The vDSP functions have been implemented in two ways: as vectorized code, using the vector unit on the PowerPC and Intel microprocessors, and as scalar code, which runs on all machines. Vector code often has special alignment restrictions. If your data is not properly aligned it is common for vDSP to use the scalar path as a fallback. For best results, align your data to a multiple of 16 bytes. (Malloc naturally aligns memory blocks that it allocates to 16 bytes on MacOS X.)

It is noteworthy that vDSP's FFTs are one of the fastest implementations of the Discrete Fourier Transforms available anywhere."

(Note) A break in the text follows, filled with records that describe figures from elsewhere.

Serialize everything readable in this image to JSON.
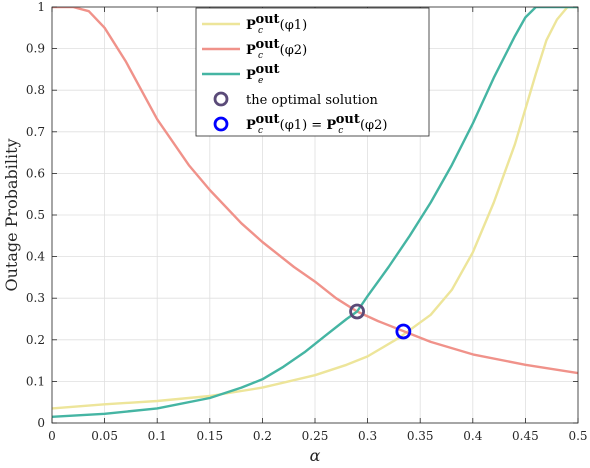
{
  "chart_data": {
    "type": "line",
    "xlabel": "α",
    "ylabel": "Outage Probability",
    "xlim": [
      0,
      0.5
    ],
    "ylim": [
      0,
      1
    ],
    "x_ticks": [
      0,
      0.05,
      0.1,
      0.15,
      0.2,
      0.25,
      0.3,
      0.35,
      0.4,
      0.45,
      0.5
    ],
    "x_tick_labels": [
      "0",
      "0.05",
      "0.1",
      "0.15",
      "0.2",
      "0.25",
      "0.3",
      "0.35",
      "0.4",
      "0.45",
      "0.5"
    ],
    "y_ticks": [
      0,
      0.1,
      0.2,
      0.3,
      0.4,
      0.5,
      0.6,
      0.7,
      0.8,
      0.9,
      1
    ],
    "y_tick_labels": [
      "0",
      "0.1",
      "0.2",
      "0.3",
      "0.4",
      "0.5",
      "0.6",
      "0.7",
      "0.8",
      "0.9",
      "1"
    ],
    "grid": true,
    "legend_position": "top-center",
    "series": [
      {
        "name": "Pc out(φ1)",
        "legend_main": "P",
        "legend_sub": "c",
        "legend_sup": "out",
        "legend_suffix": "(φ1)",
        "color": "#ede59a",
        "x": [
          0,
          0.05,
          0.1,
          0.15,
          0.2,
          0.25,
          0.28,
          0.3,
          0.33,
          0.36,
          0.38,
          0.4,
          0.42,
          0.44,
          0.46,
          0.47,
          0.48,
          0.49,
          0.5
        ],
        "y": [
          0.035,
          0.045,
          0.053,
          0.065,
          0.085,
          0.115,
          0.14,
          0.16,
          0.205,
          0.26,
          0.32,
          0.41,
          0.53,
          0.67,
          0.84,
          0.92,
          0.97,
          1.0,
          1.0
        ]
      },
      {
        "name": "Pc out(φ2)",
        "legend_main": "P",
        "legend_sub": "c",
        "legend_sup": "out",
        "legend_suffix": "(φ2)",
        "color": "#f0928a",
        "x": [
          0,
          0.02,
          0.035,
          0.05,
          0.07,
          0.1,
          0.13,
          0.15,
          0.18,
          0.2,
          0.23,
          0.25,
          0.27,
          0.29,
          0.31,
          0.335,
          0.36,
          0.4,
          0.45,
          0.5
        ],
        "y": [
          1.0,
          1.0,
          0.99,
          0.95,
          0.87,
          0.73,
          0.62,
          0.56,
          0.48,
          0.435,
          0.375,
          0.34,
          0.3,
          0.268,
          0.245,
          0.22,
          0.195,
          0.165,
          0.14,
          0.12
        ]
      },
      {
        "name": "Pe out",
        "legend_main": "P",
        "legend_sub": "e",
        "legend_sup": "out",
        "legend_suffix": "",
        "color": "#45b5a3",
        "x": [
          0,
          0.05,
          0.1,
          0.15,
          0.18,
          0.2,
          0.22,
          0.24,
          0.26,
          0.28,
          0.29,
          0.3,
          0.32,
          0.34,
          0.36,
          0.38,
          0.4,
          0.42,
          0.44,
          0.45,
          0.46,
          0.48,
          0.5
        ],
        "y": [
          0.015,
          0.022,
          0.035,
          0.06,
          0.085,
          0.105,
          0.135,
          0.17,
          0.21,
          0.25,
          0.268,
          0.305,
          0.375,
          0.45,
          0.53,
          0.62,
          0.72,
          0.83,
          0.93,
          0.975,
          1.0,
          1.0,
          1.0
        ]
      }
    ],
    "markers": [
      {
        "name": "the optimal solution",
        "legend_text": "the optimal solution",
        "x": 0.29,
        "y": 0.268,
        "color": "#5a4a78"
      },
      {
        "name": "Pc out(φ1) = Pc out(φ2)",
        "legend_parts": [
          "P",
          "c",
          "out",
          "(φ1) = ",
          "P",
          "c",
          "out",
          "(φ2)"
        ],
        "x": 0.334,
        "y": 0.22,
        "color": "#0000ff"
      }
    ]
  }
}
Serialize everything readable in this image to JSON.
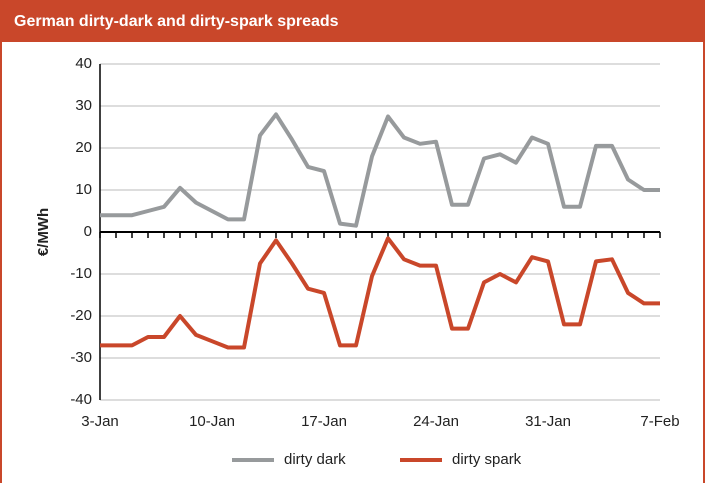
{
  "chart_data": {
    "type": "line",
    "title": "German dirty-dark and dirty-spark spreads",
    "y_label": "€/MWh",
    "categories": [
      "3-Jan",
      null,
      null,
      null,
      null,
      null,
      null,
      "10-Jan",
      null,
      null,
      null,
      null,
      null,
      null,
      "17-Jan",
      null,
      null,
      null,
      null,
      null,
      null,
      "24-Jan",
      null,
      null,
      null,
      null,
      null,
      null,
      "31-Jan",
      null,
      null,
      null,
      null,
      null,
      null,
      "7-Feb"
    ],
    "series": [
      {
        "name": "dirty dark",
        "color": "#979a9c",
        "values": [
          4,
          4,
          4,
          5,
          6,
          10.5,
          7,
          5,
          3,
          3,
          23,
          28,
          22,
          15.5,
          14.5,
          2,
          1.5,
          18,
          27.5,
          22.5,
          21,
          21.5,
          6.5,
          6.5,
          17.5,
          18.5,
          16.5,
          22.5,
          21,
          6,
          6,
          20.5,
          20.5,
          12.5,
          10,
          10
        ]
      },
      {
        "name": "dirty spark",
        "color": "#c9472a",
        "values": [
          -27,
          -27,
          -27,
          -25,
          -25,
          -20,
          -24.5,
          -26,
          -27.5,
          -27.5,
          -7.5,
          -2,
          -7.5,
          -13.5,
          -14.5,
          -27,
          -27,
          -10.5,
          -1.5,
          -6.5,
          -8,
          -8,
          -23,
          -23,
          -12,
          -10,
          -12,
          -6,
          -7,
          -22,
          -22,
          -7,
          -6.5,
          -14.5,
          -17,
          -17
        ]
      }
    ],
    "ylim": [
      -40,
      40
    ],
    "yticks": [
      -40,
      -30,
      -20,
      -10,
      0,
      10,
      20,
      30,
      40
    ],
    "grid": true,
    "legend": "bottom"
  }
}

http://developer.apple.com/documentation/Performance/Conceptual/PerformanceOverview/BasicTips/chapter_3_section_3.html#//apple_ref/doc/uid/TP40001410-CH204-DontLinkElementID_4


So bus and memory speed considerations appart, EastWest PLAY should perform well on PowerPC. I wonder what specific Intel optimizations have been made ?

cjed
05-20-2008, 08:58 AM
And a very useful thread where an Apple's CoreAudio team engineer explains what led me to think there is probably something wrong in core audio handling in PLAY if audio cuts appear randomly without high CPU load :

http://lists.apple.com/archives/Coreaudio-api//2008/Mar/msg00021.html

An overload, in the context of Core Audio, basically means that the HAL's IO thread failed to meet it's real time deadline...
it is caused by either <the plugin> just trying to do too much work in the allocated time or <the code> is doing something silly like blocking on a mutex or something like that...
The number of CPUs really has no bearing on this phenomenon since there is only one IO thread and it is the amount of time this thread spends running doing the signal processing or whatever that causes overloads.